Archimedes shared his work through correspondence with mathematicians in Alexandria, writing in Doric Greek.

Surviving Works:

• Measurement of a Circle: Approximates pi (π) between 3.1408 and 3.1428.

• The Sand Reckoner: Calculates an upper bound for the number of sand grains to fill the universe (8x10^63 in modern notation), discusses Aristarchus' heliocentric theory, and includes astronomical measurements. Mentions Archimedes' father, Phidias, an astronomer.

• On the Equilibrium of Planes: Proves the law of the lever and calculates areas/centers of gravity for shapes like triangles, parallelograms, and parabolas.

• Quadrature of the Parabola: Proves the area enclosed by a parabola and a line is 4/3 the area of a triangle with the same base and height, using both the law of the lever and geometric series.

• On the Sphere and Cylinder: Establishes the relationship between a sphere and its circumscribing cylinder (volume and surface area ratios of 2/3).

• On Spirals: Defines the Archimedean spiral, a curve traced by a point moving along a rotating line.

• On Conoids and Spheroids: Calculates areas and volumes of sections of cones, spheres, and paraboloids.

• On Floating Bodies: Explains the law of fluid equilibrium, proving water adopts a spherical form, and states Archimedes' principle of buoyancy. Also discusses equilibrium positions of paraboloid sections, possibly idealizing ship hulls.

• Ostomachion: A dissection puzzle, similar to a Tangram, where Archimedes calculated the areas of 14 pieces that can form a square. The Archimedes Palimpsest provided a more complete analysis of this combinatorial problem.

• The Cattle Problem: A mathematical challenge sent to Alexandrian mathematicians, involving solving simultaneous Diophantine equations to count cattle.

• The Method of Mechanical Theorems: Uses an early form of Cavalieri’s principle and the law of the lever to re-derive geometric results previously proven by the method of exhaustion. This work was rediscovered in the Archimedes Palimpsest.

Apocryphal Works:

• Book of Lemmas (Liber Assumptorum): A treatise on circles, but likely not written by Archimedes in its current form as it quotes him.

• Carmen de ponderibus et mensuris: A Latin poem describing the hydrostatic balance for the crown problem.
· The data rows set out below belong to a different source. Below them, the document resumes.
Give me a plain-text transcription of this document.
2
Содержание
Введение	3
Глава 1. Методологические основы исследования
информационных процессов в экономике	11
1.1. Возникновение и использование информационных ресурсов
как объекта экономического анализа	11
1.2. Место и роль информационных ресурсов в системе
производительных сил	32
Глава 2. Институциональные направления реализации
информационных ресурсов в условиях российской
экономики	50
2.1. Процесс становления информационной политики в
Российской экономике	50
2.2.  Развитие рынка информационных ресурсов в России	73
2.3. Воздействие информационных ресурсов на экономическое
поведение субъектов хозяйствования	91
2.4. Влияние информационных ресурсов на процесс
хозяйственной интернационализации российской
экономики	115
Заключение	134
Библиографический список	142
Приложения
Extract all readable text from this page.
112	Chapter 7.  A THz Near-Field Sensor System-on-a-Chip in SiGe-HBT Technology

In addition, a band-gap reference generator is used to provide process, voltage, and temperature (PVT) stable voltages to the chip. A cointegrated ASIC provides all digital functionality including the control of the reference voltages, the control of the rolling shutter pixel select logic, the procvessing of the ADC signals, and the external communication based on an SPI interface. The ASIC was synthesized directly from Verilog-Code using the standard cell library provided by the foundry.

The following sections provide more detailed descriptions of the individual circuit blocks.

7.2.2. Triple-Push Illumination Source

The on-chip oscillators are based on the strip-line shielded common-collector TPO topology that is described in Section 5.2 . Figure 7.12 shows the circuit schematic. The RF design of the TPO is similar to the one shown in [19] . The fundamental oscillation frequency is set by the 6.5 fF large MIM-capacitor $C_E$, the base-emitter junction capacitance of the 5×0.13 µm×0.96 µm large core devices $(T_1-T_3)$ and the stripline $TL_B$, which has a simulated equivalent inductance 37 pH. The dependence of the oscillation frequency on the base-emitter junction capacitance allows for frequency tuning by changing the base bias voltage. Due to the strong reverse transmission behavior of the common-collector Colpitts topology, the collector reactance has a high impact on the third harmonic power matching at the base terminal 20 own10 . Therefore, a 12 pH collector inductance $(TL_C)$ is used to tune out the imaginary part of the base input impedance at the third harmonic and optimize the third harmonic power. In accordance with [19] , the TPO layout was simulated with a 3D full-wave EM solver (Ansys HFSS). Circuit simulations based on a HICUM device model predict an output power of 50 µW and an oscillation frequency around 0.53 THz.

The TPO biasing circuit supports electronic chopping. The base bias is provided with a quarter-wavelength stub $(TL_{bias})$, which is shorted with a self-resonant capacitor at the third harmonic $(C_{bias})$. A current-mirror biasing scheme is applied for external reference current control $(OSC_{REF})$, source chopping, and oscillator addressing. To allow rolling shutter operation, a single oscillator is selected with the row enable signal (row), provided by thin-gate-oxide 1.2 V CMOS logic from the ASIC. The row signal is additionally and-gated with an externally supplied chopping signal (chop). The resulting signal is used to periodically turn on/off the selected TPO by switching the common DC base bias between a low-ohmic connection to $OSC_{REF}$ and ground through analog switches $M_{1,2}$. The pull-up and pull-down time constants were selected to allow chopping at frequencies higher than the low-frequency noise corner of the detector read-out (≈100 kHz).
• Mappae clavicula: A 12th-century text on metal assaying using specific gravities.

Lost Works:

• On Sphere-Making: Mentioned by Pappus.

• Work on semiregular polyhedra: Mentioned by Pappus.

• Work on spirals (different from the surviving one): Mentioned by Pappus.

• Catoptrica: Contained remarks on refraction, quoted by Theon of Alexandria.

• Principles: Explained the number system in The Sand Reckoner.

• On Balances

• On Centers of Gravity

• Work proving Heron’s formula: Attributed to Archimedes by Islamic scholars.

Archimedes Palimpsest: Discovered in 1906, this 13th-century prayer book is a palimpsest, meaning it was written over erased 10th-century copies of previously lost treatises by Archimedes. It contains the only surviving Greek copy of On Floating Bodies and the only known copy of The Method of Mechanical Theorems. It also provided a more complete version of Ostomachion. The treatises within the palimpsest include: On the Equilibrium of Planes, On Spirals, Measurement of a Circle, On the Sphere and Cylinder, On Floating Bodies, The Method of Mechanical Theorems, and Stomachion. The palimpsest was sold in 1998 for $2.2 million and has since been extensively studied using modern imaging techniques.